Im März 1914 sprach die bekannte Sozialistin und Antimilitaristin Rosa Luxemburg in Freiburg gegen den Krieg. Während es in der Stadt zahlreiche Kriegsdenkmäler gibt, erinnert öffentlich nichts an Luxemburgs Friedensrede.
Dr. Jörn Schütrumpf, Autor und Historiker aus Berlin spricht hierzu am 2.4. um 19 Uhr in der Aula der Hebelschule im Stühlinger.
Veranstalter: Initiative OdE - Orte der Erinnerung Freiburg, Rosa-Luxemburg-Stiftung
Freiburg, 7. März 1914 An diesem für die Stadt denkwürdigen Samstag hielt Rosa Luxemburg, promovierte Nationalökonomin und Publizistin, in der Kunst- und Festhalle im Stadtgarten vor etwa 5000 Anwesenden eine bedeutende Rede: Sie warnte eindringlich vor der heraufziehenden Kriegsgefahr und rief dazu auf, sich nicht am »gegenseitigen Morden« zu beteiligen, sondern »in Völkerverbrüderung den Fortschritt zu fördern«. Gastgeberin war die SPD, zu deren linken Flügel Rosa Luxemburg gehörte und für die sie als Dozentin an der Parteischule in Berlin tätig war. Doch die flammende Freiburger Friedensrede war vergeblich.

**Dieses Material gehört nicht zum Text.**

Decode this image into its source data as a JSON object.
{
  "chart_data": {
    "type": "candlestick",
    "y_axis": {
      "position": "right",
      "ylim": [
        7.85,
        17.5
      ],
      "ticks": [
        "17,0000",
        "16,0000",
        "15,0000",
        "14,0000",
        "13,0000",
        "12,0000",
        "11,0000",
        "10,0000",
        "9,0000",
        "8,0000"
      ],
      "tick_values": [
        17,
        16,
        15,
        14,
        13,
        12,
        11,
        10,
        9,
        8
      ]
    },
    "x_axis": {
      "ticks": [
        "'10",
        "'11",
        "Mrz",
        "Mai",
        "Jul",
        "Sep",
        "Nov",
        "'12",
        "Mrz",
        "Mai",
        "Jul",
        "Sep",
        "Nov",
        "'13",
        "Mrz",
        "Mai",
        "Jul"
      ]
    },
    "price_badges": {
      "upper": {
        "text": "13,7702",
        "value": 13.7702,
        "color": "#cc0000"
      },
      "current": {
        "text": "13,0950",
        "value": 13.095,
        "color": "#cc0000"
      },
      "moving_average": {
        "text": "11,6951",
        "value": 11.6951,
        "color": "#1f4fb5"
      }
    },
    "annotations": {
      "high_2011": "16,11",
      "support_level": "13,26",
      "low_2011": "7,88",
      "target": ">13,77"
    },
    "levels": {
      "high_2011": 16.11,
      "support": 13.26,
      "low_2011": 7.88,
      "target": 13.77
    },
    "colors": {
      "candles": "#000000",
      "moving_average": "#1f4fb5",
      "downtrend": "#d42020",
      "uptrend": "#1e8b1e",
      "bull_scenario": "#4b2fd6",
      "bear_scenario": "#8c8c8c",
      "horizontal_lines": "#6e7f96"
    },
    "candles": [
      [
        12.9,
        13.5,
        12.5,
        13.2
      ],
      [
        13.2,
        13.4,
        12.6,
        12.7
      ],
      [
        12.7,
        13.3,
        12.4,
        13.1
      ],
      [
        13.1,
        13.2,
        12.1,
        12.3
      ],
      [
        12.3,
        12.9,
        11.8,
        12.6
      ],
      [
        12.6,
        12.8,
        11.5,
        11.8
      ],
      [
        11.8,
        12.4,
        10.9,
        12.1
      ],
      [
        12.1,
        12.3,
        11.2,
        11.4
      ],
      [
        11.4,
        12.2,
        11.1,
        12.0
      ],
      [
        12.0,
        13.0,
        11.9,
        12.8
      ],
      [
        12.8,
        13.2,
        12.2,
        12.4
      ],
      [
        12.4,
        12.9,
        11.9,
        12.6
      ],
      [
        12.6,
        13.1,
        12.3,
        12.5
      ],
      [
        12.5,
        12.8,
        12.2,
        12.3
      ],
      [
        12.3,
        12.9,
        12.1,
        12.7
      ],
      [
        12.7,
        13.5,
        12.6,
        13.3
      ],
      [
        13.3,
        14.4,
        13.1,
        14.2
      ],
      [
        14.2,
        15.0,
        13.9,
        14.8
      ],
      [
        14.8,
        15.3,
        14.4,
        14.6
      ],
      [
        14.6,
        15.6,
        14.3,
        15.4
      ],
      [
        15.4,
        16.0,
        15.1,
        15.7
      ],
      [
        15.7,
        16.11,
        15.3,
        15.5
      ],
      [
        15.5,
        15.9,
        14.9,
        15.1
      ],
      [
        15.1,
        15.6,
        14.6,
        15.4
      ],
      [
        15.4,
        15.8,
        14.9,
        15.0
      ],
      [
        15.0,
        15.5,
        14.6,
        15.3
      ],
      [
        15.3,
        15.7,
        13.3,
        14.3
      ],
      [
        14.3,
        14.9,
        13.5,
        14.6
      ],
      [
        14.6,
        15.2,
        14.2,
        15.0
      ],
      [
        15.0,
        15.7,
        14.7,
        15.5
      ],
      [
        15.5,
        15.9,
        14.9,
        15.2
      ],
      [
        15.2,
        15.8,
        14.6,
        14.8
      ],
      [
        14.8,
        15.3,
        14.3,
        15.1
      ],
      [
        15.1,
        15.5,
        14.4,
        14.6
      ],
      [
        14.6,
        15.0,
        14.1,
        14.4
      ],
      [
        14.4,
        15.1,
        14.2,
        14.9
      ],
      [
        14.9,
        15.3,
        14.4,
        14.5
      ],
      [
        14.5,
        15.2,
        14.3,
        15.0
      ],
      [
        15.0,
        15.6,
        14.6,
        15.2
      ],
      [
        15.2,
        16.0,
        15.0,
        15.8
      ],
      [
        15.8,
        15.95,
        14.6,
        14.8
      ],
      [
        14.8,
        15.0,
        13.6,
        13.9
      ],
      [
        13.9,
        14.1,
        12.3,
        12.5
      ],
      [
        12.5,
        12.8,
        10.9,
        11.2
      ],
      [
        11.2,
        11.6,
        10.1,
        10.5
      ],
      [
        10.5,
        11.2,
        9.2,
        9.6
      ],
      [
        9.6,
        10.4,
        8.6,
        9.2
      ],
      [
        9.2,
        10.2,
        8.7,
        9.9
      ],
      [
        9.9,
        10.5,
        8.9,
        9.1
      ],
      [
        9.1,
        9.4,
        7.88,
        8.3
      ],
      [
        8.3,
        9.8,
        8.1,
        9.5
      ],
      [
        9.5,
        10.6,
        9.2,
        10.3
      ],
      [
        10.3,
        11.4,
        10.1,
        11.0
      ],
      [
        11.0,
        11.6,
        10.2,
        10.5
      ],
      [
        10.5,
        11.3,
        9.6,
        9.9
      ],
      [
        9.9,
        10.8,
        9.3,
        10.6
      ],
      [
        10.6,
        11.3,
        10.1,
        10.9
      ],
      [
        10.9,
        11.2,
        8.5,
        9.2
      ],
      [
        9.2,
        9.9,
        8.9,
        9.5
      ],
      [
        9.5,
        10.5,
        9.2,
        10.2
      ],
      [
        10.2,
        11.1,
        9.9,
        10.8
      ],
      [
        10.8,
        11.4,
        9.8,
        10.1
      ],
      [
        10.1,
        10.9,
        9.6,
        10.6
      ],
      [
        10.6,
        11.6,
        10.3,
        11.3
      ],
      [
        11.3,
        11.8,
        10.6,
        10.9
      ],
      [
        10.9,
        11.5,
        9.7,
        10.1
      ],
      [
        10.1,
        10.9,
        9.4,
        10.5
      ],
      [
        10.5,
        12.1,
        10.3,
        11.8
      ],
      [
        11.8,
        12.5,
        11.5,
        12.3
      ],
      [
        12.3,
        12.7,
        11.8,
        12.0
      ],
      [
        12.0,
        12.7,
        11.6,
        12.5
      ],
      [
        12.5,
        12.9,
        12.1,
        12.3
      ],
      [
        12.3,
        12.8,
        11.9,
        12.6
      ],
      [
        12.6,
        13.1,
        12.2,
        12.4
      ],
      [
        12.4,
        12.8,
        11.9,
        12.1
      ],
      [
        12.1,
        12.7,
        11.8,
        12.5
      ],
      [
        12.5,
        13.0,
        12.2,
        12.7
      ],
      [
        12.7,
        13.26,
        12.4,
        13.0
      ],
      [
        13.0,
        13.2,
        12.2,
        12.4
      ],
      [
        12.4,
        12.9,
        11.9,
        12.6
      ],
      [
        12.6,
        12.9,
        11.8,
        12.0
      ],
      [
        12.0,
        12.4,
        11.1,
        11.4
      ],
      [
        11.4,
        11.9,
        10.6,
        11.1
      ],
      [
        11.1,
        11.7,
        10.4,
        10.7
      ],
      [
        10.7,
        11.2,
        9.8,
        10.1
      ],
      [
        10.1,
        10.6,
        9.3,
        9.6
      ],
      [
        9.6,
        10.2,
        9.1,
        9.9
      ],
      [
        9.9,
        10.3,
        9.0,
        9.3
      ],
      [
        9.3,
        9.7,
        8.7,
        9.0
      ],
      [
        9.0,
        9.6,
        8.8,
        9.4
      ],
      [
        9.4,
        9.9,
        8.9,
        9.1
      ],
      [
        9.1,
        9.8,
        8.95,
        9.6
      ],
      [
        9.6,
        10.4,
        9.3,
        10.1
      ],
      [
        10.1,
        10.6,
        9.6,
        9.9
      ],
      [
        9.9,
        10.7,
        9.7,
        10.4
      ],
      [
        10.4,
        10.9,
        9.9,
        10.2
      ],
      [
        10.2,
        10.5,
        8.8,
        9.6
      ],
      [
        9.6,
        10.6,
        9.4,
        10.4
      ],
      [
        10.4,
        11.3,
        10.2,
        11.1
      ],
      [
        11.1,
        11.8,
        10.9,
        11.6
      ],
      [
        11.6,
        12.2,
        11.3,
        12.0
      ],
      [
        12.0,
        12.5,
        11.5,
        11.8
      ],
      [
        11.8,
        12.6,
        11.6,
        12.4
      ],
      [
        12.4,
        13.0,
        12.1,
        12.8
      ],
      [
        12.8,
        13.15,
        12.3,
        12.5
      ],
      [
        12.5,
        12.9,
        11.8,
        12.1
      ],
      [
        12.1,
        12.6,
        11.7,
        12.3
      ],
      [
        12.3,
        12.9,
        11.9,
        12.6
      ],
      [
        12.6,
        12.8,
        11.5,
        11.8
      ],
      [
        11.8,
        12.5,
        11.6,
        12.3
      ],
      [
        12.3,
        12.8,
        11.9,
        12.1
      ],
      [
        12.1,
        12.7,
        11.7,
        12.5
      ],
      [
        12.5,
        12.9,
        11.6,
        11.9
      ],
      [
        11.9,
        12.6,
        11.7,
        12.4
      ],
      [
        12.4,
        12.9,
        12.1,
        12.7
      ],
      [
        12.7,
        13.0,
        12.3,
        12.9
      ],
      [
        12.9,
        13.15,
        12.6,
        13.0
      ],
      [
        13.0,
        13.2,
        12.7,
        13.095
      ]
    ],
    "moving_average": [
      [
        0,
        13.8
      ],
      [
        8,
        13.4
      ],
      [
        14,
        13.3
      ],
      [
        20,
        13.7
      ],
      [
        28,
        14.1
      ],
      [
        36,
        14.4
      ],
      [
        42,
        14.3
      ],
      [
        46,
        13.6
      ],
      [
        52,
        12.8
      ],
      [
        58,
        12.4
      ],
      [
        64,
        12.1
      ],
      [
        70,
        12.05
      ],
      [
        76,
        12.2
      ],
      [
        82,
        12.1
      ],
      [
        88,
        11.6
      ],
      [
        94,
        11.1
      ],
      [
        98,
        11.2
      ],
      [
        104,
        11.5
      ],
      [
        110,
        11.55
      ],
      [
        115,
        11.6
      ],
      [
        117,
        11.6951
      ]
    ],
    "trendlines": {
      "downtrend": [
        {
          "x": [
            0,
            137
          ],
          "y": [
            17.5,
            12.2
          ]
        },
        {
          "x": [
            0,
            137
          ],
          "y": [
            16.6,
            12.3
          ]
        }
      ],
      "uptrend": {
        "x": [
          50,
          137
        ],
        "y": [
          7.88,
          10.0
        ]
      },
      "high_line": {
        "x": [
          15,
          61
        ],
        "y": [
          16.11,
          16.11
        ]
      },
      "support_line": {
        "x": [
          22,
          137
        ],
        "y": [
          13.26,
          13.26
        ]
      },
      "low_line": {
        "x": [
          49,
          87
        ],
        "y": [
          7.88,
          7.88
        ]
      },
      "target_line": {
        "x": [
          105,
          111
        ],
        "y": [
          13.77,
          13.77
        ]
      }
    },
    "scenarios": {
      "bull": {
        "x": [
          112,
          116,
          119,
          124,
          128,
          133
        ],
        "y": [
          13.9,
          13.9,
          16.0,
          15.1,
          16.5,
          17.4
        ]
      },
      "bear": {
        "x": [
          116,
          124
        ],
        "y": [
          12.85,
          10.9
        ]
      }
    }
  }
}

Urkatastrophe 1. WK Am 4. August 1914 stimmte die SPD-Fraktion im Reichstag der Aufnahme von Kriegskrediten und damit der Mobilmachung zu. Kurz davor, am 1. August, hatte das deutsche Kaiserreich dem zaristischen Russland, und am 3. August Frankreich den Krieg erklärt. Wilhelm II. folgte damit Österreich-Ungarns Kriegserklärung an Serbien – und löste die »Urkatastrophe des 20. Jahrhunderts« aus. Der Erste Weltkrieg kostete 17 Millionen Menschen das Leben, er hinterließ unzählige Versehrte sowie ungelöste Probleme. Die Freiburger Kunst- und Fest halle, Ort des Friedensappells, wurde von 1914–1916 zum Kriegslazarett.
Politische Biografien Schon am 5. August 1914 gründete Rosa Luxemburg die »Gruppe Internationale« (ab 1916: »Spartakusbund«), die sich 1917 der Abspaltung von der SPD, der »Unabhängigen SPD« (USPD), anschloss. Führend war hier auch der Rechtsanwalt und Reichstagsabgeordnete Dr. Karl Liebknecht, der 1916 inhaftiert wurde. Rosa Luxemburg war bereits im Februar 1915 u. a. wegen ihrer Friedensreden verhaftet worden und verbrachte bis zum Kriegsende 1918 drei Jahre und vier Monate in Gefängnissen. Am 9. November 1918 rief Karl Liebknecht die Räterepublik und Mehrheits-SPD-Mitglied Philipp Scheidemann in Berlin die »deutsche Republik« aus. Rosa Luxemburg und Karl Liebknecht wurden im Zuge des »Spartakusaufstands« am 15. Januar 1919 von Mitgliedern eines rechtsradikalen Freikorps brutal ermordet.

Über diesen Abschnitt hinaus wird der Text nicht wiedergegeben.